You can now automatically verify search engine bots, either when uploading a log file or retrospectively after you have uploaded log files to a project.
When uploading logs, you’ll be given the opportunity to tick the ‘verify bots’ option.
If you have already imported log files, or would like to verify search engine bots retrospectively, then you can do so under the ‘Project > Verify Bots’ menu.
Search engine bots are often spoofed by other bots or crawlers, including our own SEO Spider software when emulating requests from specific search engine user-agents. Hence, when analysing logs, it’s important to know which events are genuine, and those that can be discounted.
The Log File Analyser will verify all major search engine bots according to their individual guidelines. For example, for Googlebot verification, the Log File Analyser will perform a reverse DNS lookup, verify the matching domain name and then run a forward DNS using the host command to verify it’s the same original requesting IP.
After validation, you can use the ‘verification status’ filter, to view log events that are verified, spoofed or if there are any errors in verification.
If you find all events being marked as Spoofed there are a few things to check:
- Is the Remote Host being read? Check the Remote Host value associated with the Events marked as spoofed. To do this click on one of the Events and look at the Remote Host value in the lower window pane. Remote Host is not mandatory, so if this was not available in the imported log file, it won’t be possible to verify the Event.
- The Remote Host has correct looking values: If the Remote Host values are all from a single, or small selection of IPs (Head over to the IP tab to see Unique IPs) then it’s likely these are from a load balancer. You’ll need to have the log format adjusted by the site administrator/hosting provider to include the real IP address. Before doing this you could double check that the real IP is not already in the log file. To do this open up the log file in a text editor and inspect a few of the lines, is there more than 1 IP address on each line? If so please send the first few lines of the log or the Log File Analyser debug logs (Help->Debug->Save Logs) to our support team so we can make sure this isn’t a parsing issue.
- Verify Manually: For Googlebot the Log File Analyser verifies as Google recommends try this yourself, if you get different results please let us know. If not, go ahead and request the real IP is added to the log.
Similar to the date range, you can switch user-agent using the drop down filter in the top right of the application. For an ‘All Bots’ project, the Log File Analyser will by default import data for the following search bot user-agents –
- All Googlebots – This includes Googlebot, Googlebot Smartphone and Googlebot Mobile.
- Googlebot Mobile
- Googlebot Smartphone
We plan on making this configurable soon. Switching the user-agent will update the data for all tabs, not just the tab you’re on.

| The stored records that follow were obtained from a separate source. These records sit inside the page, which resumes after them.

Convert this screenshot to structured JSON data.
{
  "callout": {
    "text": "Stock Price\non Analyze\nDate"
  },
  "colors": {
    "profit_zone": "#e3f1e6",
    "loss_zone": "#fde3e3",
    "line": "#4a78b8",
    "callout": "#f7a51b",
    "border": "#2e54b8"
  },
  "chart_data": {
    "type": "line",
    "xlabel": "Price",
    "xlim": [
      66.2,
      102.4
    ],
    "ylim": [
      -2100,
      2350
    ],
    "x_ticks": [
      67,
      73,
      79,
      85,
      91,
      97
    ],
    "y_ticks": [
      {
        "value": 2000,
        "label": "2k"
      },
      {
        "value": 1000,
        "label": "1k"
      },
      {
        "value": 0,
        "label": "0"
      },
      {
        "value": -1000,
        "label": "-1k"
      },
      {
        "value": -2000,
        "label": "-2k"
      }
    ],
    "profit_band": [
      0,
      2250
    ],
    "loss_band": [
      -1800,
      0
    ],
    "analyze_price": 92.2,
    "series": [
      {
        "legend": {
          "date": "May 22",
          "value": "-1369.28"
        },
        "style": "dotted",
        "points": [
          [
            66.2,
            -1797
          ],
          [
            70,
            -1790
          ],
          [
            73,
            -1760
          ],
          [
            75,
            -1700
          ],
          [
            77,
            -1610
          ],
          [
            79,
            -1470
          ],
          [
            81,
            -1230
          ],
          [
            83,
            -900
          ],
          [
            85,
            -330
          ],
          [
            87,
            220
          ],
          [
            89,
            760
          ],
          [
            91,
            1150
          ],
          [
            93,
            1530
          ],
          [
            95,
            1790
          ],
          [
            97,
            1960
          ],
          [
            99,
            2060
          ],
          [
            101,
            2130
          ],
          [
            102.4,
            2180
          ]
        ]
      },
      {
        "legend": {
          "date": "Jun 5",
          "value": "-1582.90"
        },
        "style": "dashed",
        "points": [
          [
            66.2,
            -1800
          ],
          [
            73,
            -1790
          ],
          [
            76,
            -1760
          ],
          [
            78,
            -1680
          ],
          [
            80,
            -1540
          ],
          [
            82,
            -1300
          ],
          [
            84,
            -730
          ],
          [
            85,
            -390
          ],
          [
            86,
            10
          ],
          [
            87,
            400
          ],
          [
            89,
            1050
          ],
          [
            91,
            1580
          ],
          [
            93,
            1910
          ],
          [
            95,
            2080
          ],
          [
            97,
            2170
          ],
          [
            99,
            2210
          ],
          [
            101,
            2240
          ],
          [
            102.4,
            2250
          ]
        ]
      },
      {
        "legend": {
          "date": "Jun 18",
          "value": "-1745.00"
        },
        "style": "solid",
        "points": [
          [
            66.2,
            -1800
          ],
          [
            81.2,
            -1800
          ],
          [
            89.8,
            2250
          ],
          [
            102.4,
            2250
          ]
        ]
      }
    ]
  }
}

In the top right hand side of the application, you can change the date range of your view across the project. There are 3 preset date ranges, the last day, the last 7 days or last 30 days, as well as an option for a custom date range.
You can also skip backwards and forwards with dates using the arrows at the side. This will update the date range for all tabs, not just the tab you’re on.
You’re able to view the log file import history of a project by clicking on ‘Project > Import History’ via the top level menu.
This allows you to view the first and last events from the log files, as well as the import date, number of events contained within the log file, site URL provided, log file format and the file name.
By clicking on the individual import rows, you can also delete import history, if you accidentally import incorrect logs.